Captive user bases are ripe for enshittified services
I missed this when he published it last year, but this strongly-worded and reasoned stuff from Cory Doctorow still applies. He explains why he’ll only ever be found on actually federated social networks. The word he coined, enshittification, can only applied to a captive user base. It makes me think about what I’m doing on Bluesky — which I’ve already described a ‘pound shop Mastodon’.

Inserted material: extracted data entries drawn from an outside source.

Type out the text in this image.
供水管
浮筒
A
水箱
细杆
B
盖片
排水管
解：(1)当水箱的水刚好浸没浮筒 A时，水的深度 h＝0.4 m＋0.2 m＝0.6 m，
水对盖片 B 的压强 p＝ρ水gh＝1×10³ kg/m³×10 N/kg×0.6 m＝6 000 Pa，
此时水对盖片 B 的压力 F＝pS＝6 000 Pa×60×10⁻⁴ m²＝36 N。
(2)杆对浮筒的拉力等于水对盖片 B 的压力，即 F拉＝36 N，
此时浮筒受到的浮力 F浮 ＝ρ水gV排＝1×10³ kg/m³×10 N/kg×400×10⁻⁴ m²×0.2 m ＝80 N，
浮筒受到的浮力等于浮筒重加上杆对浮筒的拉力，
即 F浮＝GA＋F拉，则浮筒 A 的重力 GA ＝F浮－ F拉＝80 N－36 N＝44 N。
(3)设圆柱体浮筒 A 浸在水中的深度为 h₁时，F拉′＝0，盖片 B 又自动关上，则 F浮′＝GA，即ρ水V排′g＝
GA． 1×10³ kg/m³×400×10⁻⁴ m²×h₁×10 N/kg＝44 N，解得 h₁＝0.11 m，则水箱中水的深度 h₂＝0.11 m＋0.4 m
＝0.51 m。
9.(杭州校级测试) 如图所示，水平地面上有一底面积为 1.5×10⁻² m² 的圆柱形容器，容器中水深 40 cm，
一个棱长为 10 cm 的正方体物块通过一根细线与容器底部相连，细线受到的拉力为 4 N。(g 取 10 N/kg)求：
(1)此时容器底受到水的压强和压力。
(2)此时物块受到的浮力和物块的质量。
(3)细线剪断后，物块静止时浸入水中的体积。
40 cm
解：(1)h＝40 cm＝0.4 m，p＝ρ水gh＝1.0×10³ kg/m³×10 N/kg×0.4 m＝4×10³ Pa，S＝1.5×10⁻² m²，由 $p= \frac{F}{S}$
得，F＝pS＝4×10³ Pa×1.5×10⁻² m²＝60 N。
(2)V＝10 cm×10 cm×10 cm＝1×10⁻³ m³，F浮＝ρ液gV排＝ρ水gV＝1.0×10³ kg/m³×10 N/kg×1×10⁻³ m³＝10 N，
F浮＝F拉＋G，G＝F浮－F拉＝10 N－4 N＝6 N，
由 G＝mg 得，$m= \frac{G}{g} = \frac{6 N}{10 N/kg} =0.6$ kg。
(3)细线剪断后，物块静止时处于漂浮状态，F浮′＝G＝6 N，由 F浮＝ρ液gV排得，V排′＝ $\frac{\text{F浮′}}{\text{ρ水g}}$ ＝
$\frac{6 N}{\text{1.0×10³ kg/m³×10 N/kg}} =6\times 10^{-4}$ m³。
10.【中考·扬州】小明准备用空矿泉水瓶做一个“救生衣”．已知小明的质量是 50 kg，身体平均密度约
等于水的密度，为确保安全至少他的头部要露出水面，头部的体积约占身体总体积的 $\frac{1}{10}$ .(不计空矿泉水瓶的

Look, I’m done. I poured years and endless hours into establishing myself on walled garden services administered with varying degrees of competence and benevolence, only to have those services use my own sunk costs to trap me within their silos even as they siphoned value from my side of the ledger to their own.
[…]
Being a moral actor lies not merely in making the right choice in the moment, but in anticipating the times when you may choose poorly in future, and taking steps to head that off.
[…]
That’s where Ulysses Pacts come in. […] We make little Ulysses Pacts all the time. If you go on a diet and throw away your Oreos, that’s a Ulysses Pact. You’re not betting that you’ll be strong enough to resist their siren song when your body is craving easily available calories; rather, you are being humble enough to recognize your own weakness, and strong enough to take a step to protect yourself from it.
[…]
I have learned my lesson. I have no plans to ever again put effort or energy into establishing myself on an unfederated service. From now on, I will put more weight on how easy it is to leave a service than on what I get from staying. A bad service that you can easily switch away from is incentivized to improve, and if the incentive fails, you can leave.